Les Aventures de Nono/XX. Le départ des conjurés

LES AVENTURES DE NONO
XX. LE DÉPART DES CONJURÉS



XX

LE DÉPART DES CONJURÉS


Laissons notre malheureux prisonnier aux rêves étoilés qu’en son sommeil lui a soufflés la fée Espérance, et retournons un peu à Autonomie, pour voir ce que deviennent nos autres personnages, comment ils ont accepté la disparition de leur camarade.

En même temps que Solidaria était avertie par le cri de détresse de celui qu’on enlevait, Labor était encouru avec toute son équipe. Lui avait été prévenu par le carabe que Nono avait délivré de la mésange.

Il avait assisté à son entrevue de la veille avec Monnaïus, il s’était rendu compte du danger que courait l’enfant, et s’était posté non loin de lui pour l’avertir. Mais un ennemi lui ayant fait la chasse, il avait dû fuir, puis se cacher pour échapper à la poursuite ; c’est en se rendant à Autonomie qu’il avait assisté à l’enlèvement, et qu’il avait couru avertir Labor.

La fureur des enfants fut grande contre Monnaïus. Ils l’auraient certainement mis en pièce, s’il leur était tombé entre les mains. Mais Monnaïus était maintenant derrière le mur de son château-fort à l’abri de leur colère.

Le manque de confiance de Nono fut généralement blâmé; mais comme il en était la première victime et dans le malheur, on laissa les récriminations de côté afin d’aviser à ce qu’il était possible de faire pour le tirer des griffes du roi d’Argyrocratie.
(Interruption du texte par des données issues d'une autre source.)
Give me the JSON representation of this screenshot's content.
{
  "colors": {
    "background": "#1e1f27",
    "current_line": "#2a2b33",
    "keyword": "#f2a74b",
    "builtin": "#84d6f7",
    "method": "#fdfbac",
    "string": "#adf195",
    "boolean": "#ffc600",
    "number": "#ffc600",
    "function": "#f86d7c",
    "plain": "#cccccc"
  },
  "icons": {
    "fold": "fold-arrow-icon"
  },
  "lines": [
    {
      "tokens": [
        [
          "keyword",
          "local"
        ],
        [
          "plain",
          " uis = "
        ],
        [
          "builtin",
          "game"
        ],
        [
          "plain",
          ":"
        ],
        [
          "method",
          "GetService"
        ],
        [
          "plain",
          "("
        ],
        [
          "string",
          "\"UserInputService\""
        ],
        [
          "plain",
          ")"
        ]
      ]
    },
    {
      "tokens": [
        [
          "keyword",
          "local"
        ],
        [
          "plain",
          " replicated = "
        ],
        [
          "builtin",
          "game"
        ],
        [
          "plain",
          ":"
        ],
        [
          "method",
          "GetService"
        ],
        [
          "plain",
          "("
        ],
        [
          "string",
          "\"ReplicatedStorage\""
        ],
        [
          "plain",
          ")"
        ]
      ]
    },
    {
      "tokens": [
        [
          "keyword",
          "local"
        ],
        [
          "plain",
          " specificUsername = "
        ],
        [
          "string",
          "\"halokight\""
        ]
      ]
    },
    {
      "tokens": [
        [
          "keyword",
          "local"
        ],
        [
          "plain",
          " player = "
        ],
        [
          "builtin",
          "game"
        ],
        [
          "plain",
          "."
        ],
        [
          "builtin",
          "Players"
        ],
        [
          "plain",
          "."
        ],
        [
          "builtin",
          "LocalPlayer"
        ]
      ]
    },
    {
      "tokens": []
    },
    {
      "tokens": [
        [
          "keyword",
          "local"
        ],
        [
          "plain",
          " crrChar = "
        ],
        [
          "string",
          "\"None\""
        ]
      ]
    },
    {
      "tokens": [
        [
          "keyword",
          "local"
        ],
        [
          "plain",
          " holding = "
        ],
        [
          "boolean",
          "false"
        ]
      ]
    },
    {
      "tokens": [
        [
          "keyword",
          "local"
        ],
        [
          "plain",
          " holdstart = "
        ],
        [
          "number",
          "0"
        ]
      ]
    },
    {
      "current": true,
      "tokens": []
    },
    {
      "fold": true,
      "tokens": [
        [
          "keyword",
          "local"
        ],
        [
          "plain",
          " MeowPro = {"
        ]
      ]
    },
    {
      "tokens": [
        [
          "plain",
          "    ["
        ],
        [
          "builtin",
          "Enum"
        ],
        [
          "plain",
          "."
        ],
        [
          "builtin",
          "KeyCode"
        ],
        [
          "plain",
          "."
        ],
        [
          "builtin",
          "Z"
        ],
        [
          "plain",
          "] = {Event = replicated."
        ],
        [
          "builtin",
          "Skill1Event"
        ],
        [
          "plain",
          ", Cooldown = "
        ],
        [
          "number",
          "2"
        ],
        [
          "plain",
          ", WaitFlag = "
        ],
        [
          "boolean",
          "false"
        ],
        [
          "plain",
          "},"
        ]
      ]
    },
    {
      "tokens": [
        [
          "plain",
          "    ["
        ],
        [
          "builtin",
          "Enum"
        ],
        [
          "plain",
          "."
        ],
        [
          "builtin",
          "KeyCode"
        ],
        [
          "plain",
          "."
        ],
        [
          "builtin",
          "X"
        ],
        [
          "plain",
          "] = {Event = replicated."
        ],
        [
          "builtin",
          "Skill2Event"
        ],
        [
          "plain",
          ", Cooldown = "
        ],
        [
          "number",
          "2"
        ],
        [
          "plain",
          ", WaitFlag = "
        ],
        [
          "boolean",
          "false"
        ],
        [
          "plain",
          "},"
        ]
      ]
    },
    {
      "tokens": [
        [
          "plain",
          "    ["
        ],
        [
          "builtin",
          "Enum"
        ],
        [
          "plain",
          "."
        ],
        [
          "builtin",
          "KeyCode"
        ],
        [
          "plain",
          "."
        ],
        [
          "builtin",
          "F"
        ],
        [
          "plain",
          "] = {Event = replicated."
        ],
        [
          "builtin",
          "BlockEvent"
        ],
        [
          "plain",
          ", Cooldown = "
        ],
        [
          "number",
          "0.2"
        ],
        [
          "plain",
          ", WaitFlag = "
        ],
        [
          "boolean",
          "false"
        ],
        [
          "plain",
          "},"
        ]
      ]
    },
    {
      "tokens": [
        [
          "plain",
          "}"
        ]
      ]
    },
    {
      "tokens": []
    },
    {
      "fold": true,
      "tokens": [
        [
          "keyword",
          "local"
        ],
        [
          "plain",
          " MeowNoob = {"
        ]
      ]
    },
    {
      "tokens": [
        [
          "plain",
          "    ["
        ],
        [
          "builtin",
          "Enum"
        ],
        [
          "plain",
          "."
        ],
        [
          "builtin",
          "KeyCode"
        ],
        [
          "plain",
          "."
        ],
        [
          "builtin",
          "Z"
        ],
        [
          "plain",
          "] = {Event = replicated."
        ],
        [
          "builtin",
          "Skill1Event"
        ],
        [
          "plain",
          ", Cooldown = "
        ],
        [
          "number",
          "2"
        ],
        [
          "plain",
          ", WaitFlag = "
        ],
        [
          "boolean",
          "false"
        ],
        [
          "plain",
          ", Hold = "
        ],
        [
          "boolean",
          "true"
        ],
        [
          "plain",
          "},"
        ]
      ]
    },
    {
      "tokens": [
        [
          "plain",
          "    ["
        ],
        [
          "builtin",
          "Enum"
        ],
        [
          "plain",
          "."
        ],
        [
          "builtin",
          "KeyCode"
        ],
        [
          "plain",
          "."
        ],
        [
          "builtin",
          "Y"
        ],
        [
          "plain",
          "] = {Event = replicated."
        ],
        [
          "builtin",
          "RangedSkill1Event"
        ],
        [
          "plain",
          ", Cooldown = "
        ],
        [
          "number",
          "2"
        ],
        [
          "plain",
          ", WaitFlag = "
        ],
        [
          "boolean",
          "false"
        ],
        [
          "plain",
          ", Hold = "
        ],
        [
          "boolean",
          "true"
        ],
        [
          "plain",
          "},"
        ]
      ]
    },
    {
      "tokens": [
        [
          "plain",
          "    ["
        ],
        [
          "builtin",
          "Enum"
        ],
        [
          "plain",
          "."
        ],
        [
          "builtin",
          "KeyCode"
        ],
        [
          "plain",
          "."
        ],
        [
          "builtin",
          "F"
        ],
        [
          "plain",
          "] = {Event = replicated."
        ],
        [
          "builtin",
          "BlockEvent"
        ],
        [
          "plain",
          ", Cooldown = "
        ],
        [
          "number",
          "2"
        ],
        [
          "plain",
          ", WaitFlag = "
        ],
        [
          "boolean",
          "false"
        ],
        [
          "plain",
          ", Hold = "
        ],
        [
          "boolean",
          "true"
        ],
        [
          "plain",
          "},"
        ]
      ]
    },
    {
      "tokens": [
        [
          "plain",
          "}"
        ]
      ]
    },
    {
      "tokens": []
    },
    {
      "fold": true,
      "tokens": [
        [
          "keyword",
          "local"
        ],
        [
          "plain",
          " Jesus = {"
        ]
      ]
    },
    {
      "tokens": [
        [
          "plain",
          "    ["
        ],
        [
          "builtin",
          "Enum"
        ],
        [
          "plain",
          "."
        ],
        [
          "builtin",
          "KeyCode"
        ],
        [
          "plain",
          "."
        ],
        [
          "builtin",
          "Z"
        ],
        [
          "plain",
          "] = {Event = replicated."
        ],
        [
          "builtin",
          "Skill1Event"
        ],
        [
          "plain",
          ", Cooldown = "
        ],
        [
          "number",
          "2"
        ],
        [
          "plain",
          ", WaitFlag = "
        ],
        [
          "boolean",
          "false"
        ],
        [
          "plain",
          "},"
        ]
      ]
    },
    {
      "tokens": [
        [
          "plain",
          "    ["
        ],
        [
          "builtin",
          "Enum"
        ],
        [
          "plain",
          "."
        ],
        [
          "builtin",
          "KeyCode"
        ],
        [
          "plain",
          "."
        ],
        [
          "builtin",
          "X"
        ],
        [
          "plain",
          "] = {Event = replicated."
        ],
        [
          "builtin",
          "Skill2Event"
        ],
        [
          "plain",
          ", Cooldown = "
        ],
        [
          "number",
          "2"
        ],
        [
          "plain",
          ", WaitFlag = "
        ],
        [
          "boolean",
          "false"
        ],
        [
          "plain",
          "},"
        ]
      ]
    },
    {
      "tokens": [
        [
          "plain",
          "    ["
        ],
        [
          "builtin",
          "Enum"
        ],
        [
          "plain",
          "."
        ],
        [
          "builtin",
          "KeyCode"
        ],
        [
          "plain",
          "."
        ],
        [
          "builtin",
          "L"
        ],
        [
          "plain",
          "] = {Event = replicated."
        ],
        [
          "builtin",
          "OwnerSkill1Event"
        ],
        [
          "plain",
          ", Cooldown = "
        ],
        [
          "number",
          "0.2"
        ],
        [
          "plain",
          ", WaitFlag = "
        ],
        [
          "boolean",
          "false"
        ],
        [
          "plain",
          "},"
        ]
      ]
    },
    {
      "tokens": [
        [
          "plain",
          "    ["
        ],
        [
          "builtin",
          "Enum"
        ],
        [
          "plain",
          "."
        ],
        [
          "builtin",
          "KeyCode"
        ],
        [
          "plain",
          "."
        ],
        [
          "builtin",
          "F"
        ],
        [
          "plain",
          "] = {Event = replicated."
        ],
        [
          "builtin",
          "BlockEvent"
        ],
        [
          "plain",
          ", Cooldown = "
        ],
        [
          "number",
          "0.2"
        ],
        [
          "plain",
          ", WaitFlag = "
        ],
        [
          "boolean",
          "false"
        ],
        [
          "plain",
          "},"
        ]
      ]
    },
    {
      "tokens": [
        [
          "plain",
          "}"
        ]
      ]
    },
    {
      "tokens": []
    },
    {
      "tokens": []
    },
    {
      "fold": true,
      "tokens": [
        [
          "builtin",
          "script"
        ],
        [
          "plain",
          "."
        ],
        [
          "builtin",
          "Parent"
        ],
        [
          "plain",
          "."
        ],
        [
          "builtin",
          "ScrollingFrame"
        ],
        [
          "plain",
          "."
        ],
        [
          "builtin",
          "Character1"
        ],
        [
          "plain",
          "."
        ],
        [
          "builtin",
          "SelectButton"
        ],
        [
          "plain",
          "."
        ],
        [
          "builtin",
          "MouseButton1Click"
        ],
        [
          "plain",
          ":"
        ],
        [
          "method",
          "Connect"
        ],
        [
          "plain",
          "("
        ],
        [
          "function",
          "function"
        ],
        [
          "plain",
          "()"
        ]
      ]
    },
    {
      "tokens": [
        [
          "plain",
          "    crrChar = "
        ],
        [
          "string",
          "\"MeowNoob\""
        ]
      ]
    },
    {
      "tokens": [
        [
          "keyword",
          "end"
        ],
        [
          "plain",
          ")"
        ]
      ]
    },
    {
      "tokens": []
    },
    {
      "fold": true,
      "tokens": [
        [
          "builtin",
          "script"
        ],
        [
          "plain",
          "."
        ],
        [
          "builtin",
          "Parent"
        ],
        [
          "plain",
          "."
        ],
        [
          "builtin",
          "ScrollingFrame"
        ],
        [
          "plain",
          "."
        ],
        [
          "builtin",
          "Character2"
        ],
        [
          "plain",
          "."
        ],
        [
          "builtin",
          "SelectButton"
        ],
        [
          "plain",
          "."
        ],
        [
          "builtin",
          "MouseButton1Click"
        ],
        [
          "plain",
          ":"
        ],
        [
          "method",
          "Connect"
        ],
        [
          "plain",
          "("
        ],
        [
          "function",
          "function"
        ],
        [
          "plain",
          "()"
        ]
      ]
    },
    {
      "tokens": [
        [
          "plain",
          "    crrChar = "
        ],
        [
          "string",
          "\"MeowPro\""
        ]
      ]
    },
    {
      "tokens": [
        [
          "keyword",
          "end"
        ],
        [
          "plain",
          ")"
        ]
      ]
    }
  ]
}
Solidaria, qui était revenue de sa poursuite inutile, présidait à la discussion qui commença par être tumultueuse, chacun apportant son projet, émettant ses idées les plus spontanées ; les plus affirmatives n’étant pas toujours les plus pratiques.
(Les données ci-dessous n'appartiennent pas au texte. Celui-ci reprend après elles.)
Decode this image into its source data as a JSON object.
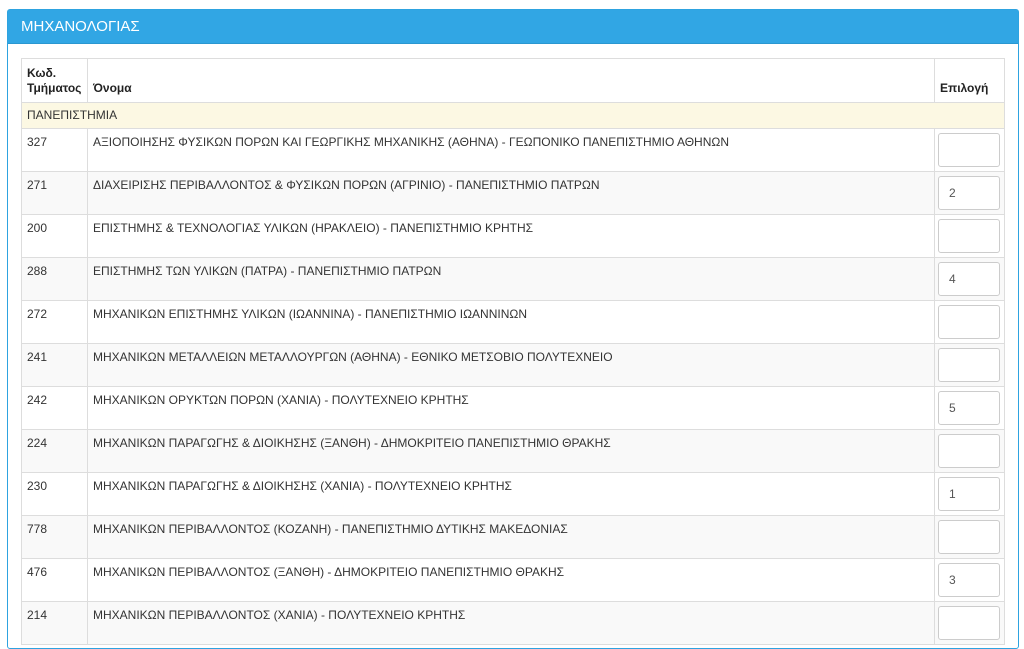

Hans, Mab, Biquette, Sacha et Riri étaient inconsolables. Hans surtout, trépignait d’impatience, et ne parlait rien moins que de marcher en masse sur Argyrocratie.
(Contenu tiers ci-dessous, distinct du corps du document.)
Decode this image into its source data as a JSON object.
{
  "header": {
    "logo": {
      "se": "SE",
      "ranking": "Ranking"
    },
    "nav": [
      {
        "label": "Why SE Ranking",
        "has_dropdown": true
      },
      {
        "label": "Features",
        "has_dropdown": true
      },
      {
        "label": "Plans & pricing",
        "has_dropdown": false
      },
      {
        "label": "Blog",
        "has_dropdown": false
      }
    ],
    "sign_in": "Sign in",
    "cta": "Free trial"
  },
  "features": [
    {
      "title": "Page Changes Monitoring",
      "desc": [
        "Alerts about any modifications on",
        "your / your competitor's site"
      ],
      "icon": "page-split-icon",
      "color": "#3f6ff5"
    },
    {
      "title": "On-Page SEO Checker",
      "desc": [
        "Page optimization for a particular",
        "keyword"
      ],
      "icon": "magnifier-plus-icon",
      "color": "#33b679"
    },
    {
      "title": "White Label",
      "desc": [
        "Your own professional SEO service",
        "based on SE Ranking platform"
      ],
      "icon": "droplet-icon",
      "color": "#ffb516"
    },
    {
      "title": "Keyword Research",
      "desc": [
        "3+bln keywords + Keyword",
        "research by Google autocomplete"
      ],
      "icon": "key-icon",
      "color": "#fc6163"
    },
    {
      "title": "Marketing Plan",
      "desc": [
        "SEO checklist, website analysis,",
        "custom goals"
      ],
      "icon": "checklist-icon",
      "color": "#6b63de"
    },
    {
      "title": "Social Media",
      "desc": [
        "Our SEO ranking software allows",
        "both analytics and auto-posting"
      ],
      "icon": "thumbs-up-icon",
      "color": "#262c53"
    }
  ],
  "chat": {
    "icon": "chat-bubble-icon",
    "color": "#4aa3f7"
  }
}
Mais il ne fut pas difficile de lui démontrer que la colonie était trop faible pour pouvoir s’attaquer aux forces formidables des Argyrocratiens, tant que l’on ne se serait pas créé des intelligences parmi eux.

En désespoir de cause, Hans proposa de partir seul pour Argyrocratie, de se mettre à la recherche de Nono, et là, une fois qu’il l’aurait trouvé, on verrait ce qu’il serait possible de faire pour revenir à Autonomie.

Solidaria convint qu’il y aurait quelque chance de réussite. Si elle était impuissante au pays de Monnaïus, elle pouvait cependant, d’une façon indirecte, aider aux efforts de ceux qui ont confiance en elle. Sa seule crainte était que Hans échouât dans son entreprise, se fit découvrir par les suppôts de Monnaïus, et que l’on eût à déplorer la perte de deux membres de la colonie, au lieu d’un.

Mais Hans déclara que la colonie se devait à elle-même de travailler à la délivrance d’un de ses membres. Quoi qu’il pût arriver, il était résolu à tout sacrifier pour venir en aide à son ami.

Mab ajouta qu’elle-même était décidée à accompagner Hans dans son entreprise, deux volontés étant plus efficaces qu’une. Il n’y eut donc plus qu’à chercher les moyens de faciliter la besogne aux deux hardis volontaires.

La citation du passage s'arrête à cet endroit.